The prototypes Google displayed have a sleek wrap-around look and appear nothing like clunky 3-D glasses. But if Google isn’t careful, they could be dismissed as a kind of Bluetooth earpiece of the future, a fashion faux-pas where bulky looks outweigh marginal utility.

In development for a couple of years, the project is the brainchild of Google X, the online search-leader’s secret facility that spawned the self-driving car and could one day send elevators into space.

If it takes off, it could bring reality another step closer to science fiction, where the line between human and machine blurs.

“My son is 4 years old and this is going to be his generation’s reality,” said Guy Bailey, who works as a social media supervisor for a university outside Atlanta. He expects it might even be followed by body implants, so that in 10 years or so you’ll be able to get such a “heads-up display” inside your head.

But is that what people want?

“There is a lot of data about the world that would be great if more people had access to as they are walking down the street,” said Jason Tester, research director at the nonprofit Institute For the Future in Palo Alto, Calif.

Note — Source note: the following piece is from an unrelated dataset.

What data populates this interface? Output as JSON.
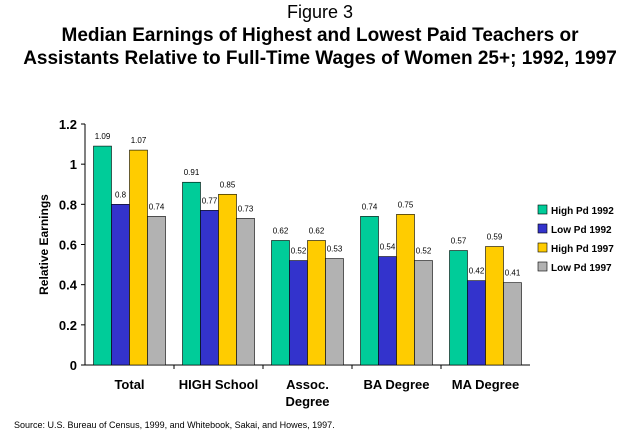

That said, “once that information is not only at our fingertips but literally in our field of view, it may become too much.”

Always-on smartphones with their constant Twitter feeds, real-time weather updates and “Angry Birds” games are already leaving people with a sense of information overload. But at least you can put your smartphone away. Having all that in front of your eyes could become too much.

“Sometimes you want to stop and smell the roses,” said Scott Steinberg, CEO of technology consulting company TechSavvy Global. “It doesn’t mean you want to call up every single fact about them on the Internet.”

Still, it doesn’t take much to imagine the possibilities. What if you could instantly see the Facebook profile of the person sitting next to you on the bus? Look through your wall to find out where electrical leads are, so you know where to drill?

“Not paint your house, because the people who looked at your house could see whatever color they wanted it in?” pondered veteran technology analyst Rob Enderle.

Wearing the glasses could turn the Internet into a tool in the same way that our memory is a tool now, mused science fiction writer and computer scientist Vernor Vinge. His 2007 book, “Rainbow’s End,” set in the not-so-distant future, has people interacting with the world through their contact lenses, as if they had a smartphone embedded in their eyes.

Unlike Google’s glasses, at least in their current state, Vinge’s lenses know what you are looking at and can augment your reality based on that. That could come next, though.

“Things we used to think were magic, we now take for granted: the ability to get a map instantly, to find information quickly and easily, to choose any video from millions on YouTube rather than just a few TV channels,” wrote Google CEO Larry Page in a letter posted on the company’s website Thursday.